Bitcoin explained: What is it? Why has its price risen so much? Will it ever take over from traditional currencies?

Courtney Goldsmith
Follow Courtney
Utah Software Engineer Mints Physical Bitcoins
Bitcoin is the world's first digital currency (Source: Getty)

Bitcoin has rocked headlines this year as its price jumped more than 100 per cent to reach all-time highs of over $3,000 - but what actually is it?

As the cryptocurrency breaks into the mainstream market, we take you back to basics.

What is bitcoin and where did it come from?

Bitcoin is a digital currency, or cryptocurrency, which is created and held electronically. It became the first decentralised digital currency in 2009 thanks to an unknown software developer (or potentially a group of programmers) under the name of Satoshi Nakamoto. It runs on blockchain technology, which acts as a public ledger, permanently recording every bitcoin transaction.

How do I use it?

Bitcoin can be used to buy things electronically just like pounds or euros, but there are still relatively few merchants who accept bitcoin payment. Accessing bitcoin can be another hurdle as the process is not consumer friendly and banks in the UK are particularly suspicious of serving bitcoin companies. Traditionally, people go to a cryptocurrency exchange to download a bitcoin wallet, however, new services like bitcoin ATMs and bitcoin debit cards are starting to pop up to make the process easier.

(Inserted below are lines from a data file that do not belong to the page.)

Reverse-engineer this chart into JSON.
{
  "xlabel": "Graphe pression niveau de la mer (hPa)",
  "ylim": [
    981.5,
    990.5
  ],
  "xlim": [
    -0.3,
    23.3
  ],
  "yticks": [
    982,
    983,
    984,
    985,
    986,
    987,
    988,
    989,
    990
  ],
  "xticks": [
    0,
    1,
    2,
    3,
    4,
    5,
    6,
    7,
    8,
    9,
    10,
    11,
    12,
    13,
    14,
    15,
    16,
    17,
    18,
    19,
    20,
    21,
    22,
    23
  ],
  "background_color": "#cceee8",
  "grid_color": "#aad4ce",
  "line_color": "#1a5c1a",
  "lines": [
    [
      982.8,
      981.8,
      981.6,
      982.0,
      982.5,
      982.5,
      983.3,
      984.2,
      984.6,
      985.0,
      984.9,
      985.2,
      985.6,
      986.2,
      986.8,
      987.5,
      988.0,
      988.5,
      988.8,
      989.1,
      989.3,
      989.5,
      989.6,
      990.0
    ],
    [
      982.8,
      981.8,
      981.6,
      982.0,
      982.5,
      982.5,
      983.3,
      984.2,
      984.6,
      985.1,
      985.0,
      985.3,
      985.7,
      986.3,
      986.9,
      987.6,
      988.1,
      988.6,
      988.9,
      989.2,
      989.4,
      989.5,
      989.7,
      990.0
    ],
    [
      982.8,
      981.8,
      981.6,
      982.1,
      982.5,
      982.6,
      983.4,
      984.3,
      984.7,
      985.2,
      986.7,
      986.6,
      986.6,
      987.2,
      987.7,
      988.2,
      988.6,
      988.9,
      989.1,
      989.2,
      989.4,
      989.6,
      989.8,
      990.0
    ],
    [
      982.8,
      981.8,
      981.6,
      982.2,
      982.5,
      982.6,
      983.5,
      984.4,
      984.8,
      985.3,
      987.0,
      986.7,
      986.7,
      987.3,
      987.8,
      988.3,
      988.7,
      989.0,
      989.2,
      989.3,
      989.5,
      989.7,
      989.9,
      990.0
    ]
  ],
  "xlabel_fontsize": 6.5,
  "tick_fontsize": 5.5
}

Why did the price rise so much recently?

Bitcoin is still riding on a high from back in April when Japan made a landmark decision to legalise it as an official method of payment. This was a major step in pushing bitcoin away from the fringes of society and towards the mainstream. Asia is the key driver of the cryptocurrency boom, but Europe is not far behind. Adam Davies, a consultant at Altus, said deep analysis of the blockchain shows a clear up-take of bitcoin as an investment vehicle in Europe, particularly in the UK. More and more countries are getting regulators to look at bitcoin and investing in blockchain, which legitimises the cryptocurrency.

Read more: This analyst thinks bitcoin could hit $10,000

Is this expected to last?

This depends on who you ask. Generally speaking, bitcoin analysts say growth will continue as awareness of the digital currency spreads. However, it is still a highly volatile, high risk asset. Mati Greenspan, senior market analyst at eToro said bitcoin “could easily crash to $100 a coin or easily surge to $10,000 a coin or go anywhere in between”.

Davies has some solid predictions for the cryptocurrency. He expects a sudden drop of about 20 to 40 per cent in the fourth quarter followed by a quick recovery. He then sees bitcoin reaching between $5,000 and $7,000 in mid-2018 and breaking the $10,000 barrier by 2019. Analysts say the price is a function of the extent to which people think its technology will be useful in the future, but they have mixed opinions about when bitcoin’s volatility will even out, ranging from the next few years to no time soon.

Does the UK have a position on bitcoin?

While the UK is certainly an earlier adopter of bitcoin and interest is rising, cryptocurrencies are yet to catch on like they have in Japan. UK regulators have been quiet on bitcoin, but analysts say that’s because the market is still so small here. Recently, bitcoin got some bad press after it was used as a way to collect money in a global ransomware attack.

What other cryptocurrencies are doing well?

Ethereum’s ether is the second most popular cryptocurrency, and it has recently seen huge growth as well. However, where bitcoin uses blockchain technology to take the currency out of one person's control, ethereum is a way to decentralise servers, or internet third parties. Its aim is to be a “world computer”. Without getting into the nitty gritty, ether tokens are used as a form of money to fuel ethereum.

Will cryptocurrencies ever take over from more traditional payment methods?

Davies predicts cryptocurrencies will take over from cash one day, but they might look a little different. He compared digital currencies to other technologies like the internet and email that started out as fringe ideas before becoming widely adopted. Davies said we could be about five years away from bitcoin becoming mainstream enough to be used alongside physical currencies.